When he and the rest of the team involved in the documentary got together, they decided the story they wanted to tell was of the work that goes into THON throughout the year.
The documentary also offers a glimpse into the lives of some of the families who directly benefit from the Four Diamonds Fund. One such family is the Carter family. Heather Carter said her son Bryce, now 14, was diagnosed with cancer in February 2011.
“Right from the beginning, we were given a social worker from the Four Diamonds Fund to help in all aspects of the treatment and to help us with everything,” Heather Carter, of Hummelstown, Pa. said. “They helped us right from the beginning in all of the different programs that were available to us.”
A few months after Bryce’s diagnosis, Carter said she received a phone call from the Four Diamonds office asking if they would like to be a part of the documentary. At first, Carter did not know if Bryce would like the idea since he does not like to be the center of attention.
“Bryce said, ‘Mommy, I’ll do it. If I can help other people, that would be wonderful,’” Carter said. “This whole journey has changed him as a person.”
Carter said the documentary followed their family throughout Bryce’s treatment process. They followed him as he went to doctor’s appointments, had his blood work done and was admitted into the hospital. She said that her family was the only one that filmmakers followed throughout the entire process. Finally, filmmakers shot the family’s experience at THON weekend.
Carter said she and her family recently had the opportunity to view the documentary. “I wasn’t prepared to see Bryce so sick again,” she said. “We cried through pretty much the whole thing, but they did a super, super job.”
She said she was proud of the filmmakers’ work and added that her family learned a lot about the students’ level of involvement in THON.
THON Overall Chairperson Will Martin also said viewers will learn a lot from the documentary.

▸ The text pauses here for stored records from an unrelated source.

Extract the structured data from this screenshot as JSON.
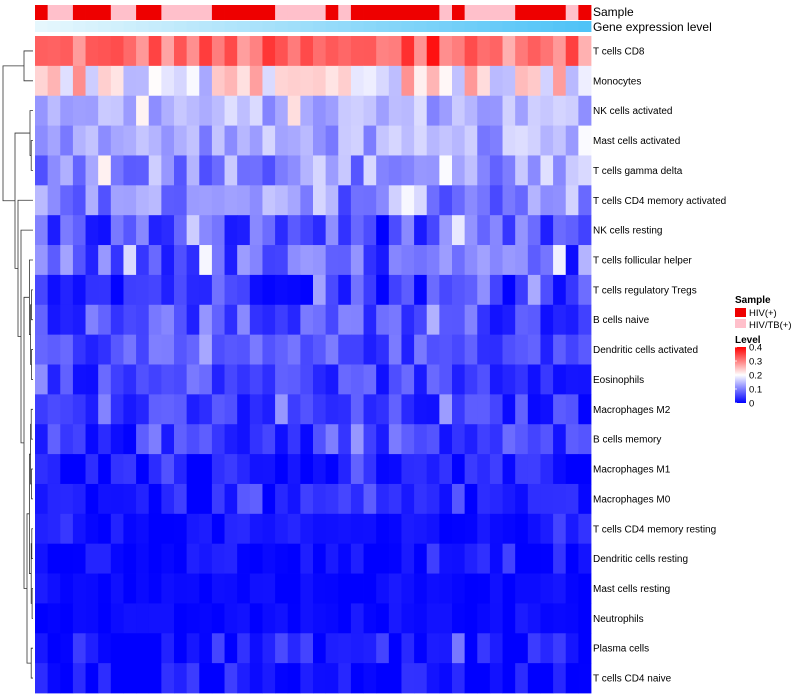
{
  "chart_data": {
    "type": "heatmap",
    "title": "",
    "rows": [
      "T cells CD8",
      "Monocytes",
      "NK cells activated",
      "Mast cells activated",
      "T cells gamma delta",
      "T cells CD4 memory activated",
      "NK cells resting",
      "T cells follicular helper",
      "T cells regulatory  Tregs",
      "B cells naive",
      "Dendritic cells activated",
      "Eosinophils",
      "Macrophages M2",
      "B cells memory",
      "Macrophages M1",
      "Macrophages M0",
      "T cells CD4 memory resting",
      "Dendritic cells resting",
      "Mast cells resting",
      "Neutrophils",
      "Plasma cells",
      "T cells CD4 naive"
    ],
    "n_samples": 44,
    "annotations": {
      "sample_label": "Sample",
      "gene_label": "Gene expression level",
      "sample_groups": [
        0,
        1,
        1,
        0,
        0,
        0,
        1,
        1,
        0,
        0,
        1,
        1,
        1,
        1,
        0,
        0,
        0,
        0,
        0,
        1,
        1,
        1,
        1,
        0,
        1,
        0,
        0,
        0,
        0,
        0,
        0,
        0,
        1,
        0,
        1,
        1,
        1,
        1,
        0,
        0,
        0,
        0,
        1,
        0
      ],
      "gene_gradient": [
        "#e6f7fd",
        "#4fc3f7"
      ]
    },
    "legend": {
      "sample": {
        "title": "Sample",
        "items": [
          {
            "label": "HIV(+)",
            "color": "#ee0000"
          },
          {
            "label": "HIV/TB(+)",
            "color": "#ffc0cb"
          }
        ]
      },
      "level": {
        "title": "Level",
        "ticks": [
          "0.4",
          "0.3",
          "0.2",
          "0.1",
          "0"
        ],
        "tick_values": [
          0.4,
          0.3,
          0.2,
          0.1,
          0
        ],
        "range": [
          0,
          0.4
        ],
        "colors": [
          "#0000ff",
          "#ffffff",
          "#ff0000"
        ]
      }
    },
    "row_profiles": [
      {
        "base": 0.31,
        "amp": 0.05
      },
      {
        "base": 0.21,
        "amp": 0.08
      },
      {
        "base": 0.14,
        "amp": 0.04
      },
      {
        "base": 0.13,
        "amp": 0.04
      },
      {
        "base": 0.12,
        "amp": 0.06
      },
      {
        "base": 0.1,
        "amp": 0.05
      },
      {
        "base": 0.06,
        "amp": 0.06
      },
      {
        "base": 0.07,
        "amp": 0.06
      },
      {
        "base": 0.05,
        "amp": 0.05
      },
      {
        "base": 0.06,
        "amp": 0.05
      },
      {
        "base": 0.06,
        "amp": 0.04
      },
      {
        "base": 0.05,
        "amp": 0.04
      },
      {
        "base": 0.04,
        "amp": 0.04
      },
      {
        "base": 0.04,
        "amp": 0.04
      },
      {
        "base": 0.02,
        "amp": 0.03
      },
      {
        "base": 0.02,
        "amp": 0.03
      },
      {
        "base": 0.01,
        "amp": 0.02
      },
      {
        "base": 0.01,
        "amp": 0.02
      },
      {
        "base": 0.005,
        "amp": 0.01
      },
      {
        "base": 0.005,
        "amp": 0.01
      },
      {
        "base": 0.02,
        "amp": 0.04
      },
      {
        "base": 0.01,
        "amp": 0.03
      }
    ],
    "dendrogram": [
      {
        "a": 0,
        "b": 1,
        "h": 0.3
      },
      {
        "a": 3,
        "b": 4,
        "h": 0.06
      },
      {
        "a": 2,
        "b": "m1",
        "h": 0.1
      },
      {
        "a": 8,
        "b": 9,
        "h": 0.05
      },
      {
        "a": 10,
        "b": 11,
        "h": 0.05
      },
      {
        "a": "m3",
        "b": "m4",
        "h": 0.08
      },
      {
        "a": 7,
        "b": "m5",
        "h": 0.12
      },
      {
        "a": 12,
        "b": 13,
        "h": 0.06
      },
      {
        "a": 14,
        "b": 15,
        "h": 0.05
      },
      {
        "a": "m7",
        "b": "m8",
        "h": 0.08
      },
      {
        "a": 16,
        "b": 17,
        "h": 0.04
      },
      {
        "a": 18,
        "b": 19,
        "h": 0.03
      },
      {
        "a": "m10",
        "b": "m11",
        "h": 0.06
      },
      {
        "a": "m9",
        "b": "m12",
        "h": 0.12
      },
      {
        "a": 20,
        "b": 21,
        "h": 0.06
      },
      {
        "a": "m13",
        "b": "m14",
        "h": 0.2
      },
      {
        "a": "m6",
        "b": "m15",
        "h": 0.3
      },
      {
        "a": 6,
        "b": "m16",
        "h": 0.4
      },
      {
        "a": 5,
        "b": "m17",
        "h": 0.5
      },
      {
        "a": "m2",
        "b": "m18",
        "h": 0.6
      },
      {
        "a": "m0",
        "b": "m19",
        "h": 1.0
      }
    ]
  }
}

“I think they’ll learn our connection with the Four Diamonds Fund and how we support the fund financially and emotionally,” Martin (senior-communication sciences and disorders) said.
Martin added that the “powerful” film recognizes the efforts of not only student volunteers, but also of supporters and alumni.
Hughes said that so far, the documentary has premiered at alumni gatherings in cities such as Pittsburgh and Washington, D.C. In addition, the State College advanced screening was held Friday at the State Theatre.
Hughes said that viewers’ response to the preview screenings of the documentary has been just as positive.
“They loved it,” he said. “It was a very passionate response.”